The Coalition's senior MPs, including the Prime Minister, do not support the Uluru Statement from the Heart's key reform, which enshrines a voice to parliament in the constitution. The minister for Indigenous Australians, Ken Wyatt, has been trying to develop a consensus position towards a referendum, but his attempts have been criticised as not conforming to the central demands of the Uluru dialogues. Labor, on the other hand, has pledged to implement the Uluru Statement in full, including a referendum to enshrine the voice to parliament in the constitution. It has also committed to a Makarrata Commission that will support and fund local truth-telling efforts in conjunction with First Nations groups and local communities.
Despite rising out-of-pocket healthcare costs and pressure on emergency services and hospitals, neither party has announced significant health reforms. Anthony Albanese has stated his willingness to work with state premiers on the issue of financial support for hospitals, but has ruled out making ambitious funding promises before the election. Lastly, the Housing Australia Future Fund to create 30,000 affordable houses over five years, has been proposed, but its impact is considered modest.

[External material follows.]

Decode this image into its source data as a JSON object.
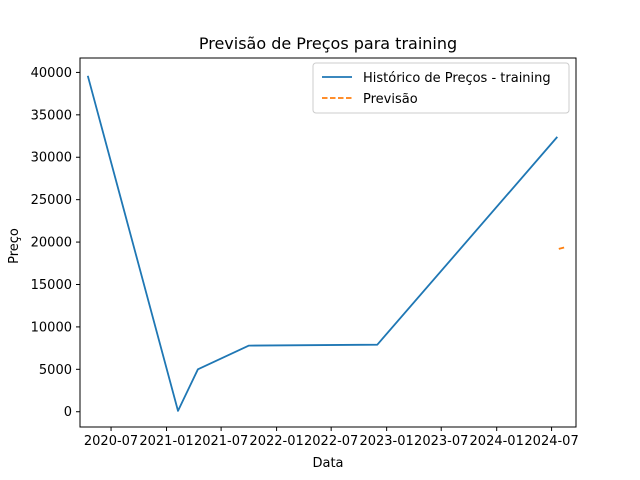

Despite concerns raised by experts about the Australian healthcare system, Labor has committed to funding urgent care clinics, although some argue that this is just a temporary solution. In the run-up to the election, Labor has announced a 0m investment for primary healthcare that will go towards infrastructure upgrades for GP practices. The Coalition has also pledged to invest in rural and remote healthcare, including reducing the cost of medicines under the Pharmaceutical Benefits Scheme. However, experts remain concerned about the lack of funding for ongoing pandemic impact. The Royal Australian College of General Practitioners has welcomed Labor's investment commitment while highlighting concerns about Medicare rebates. Health economist Prof Stephen Duckett has described the pandemic as an "elephant in the room" that is missing from the election health policies of both parties.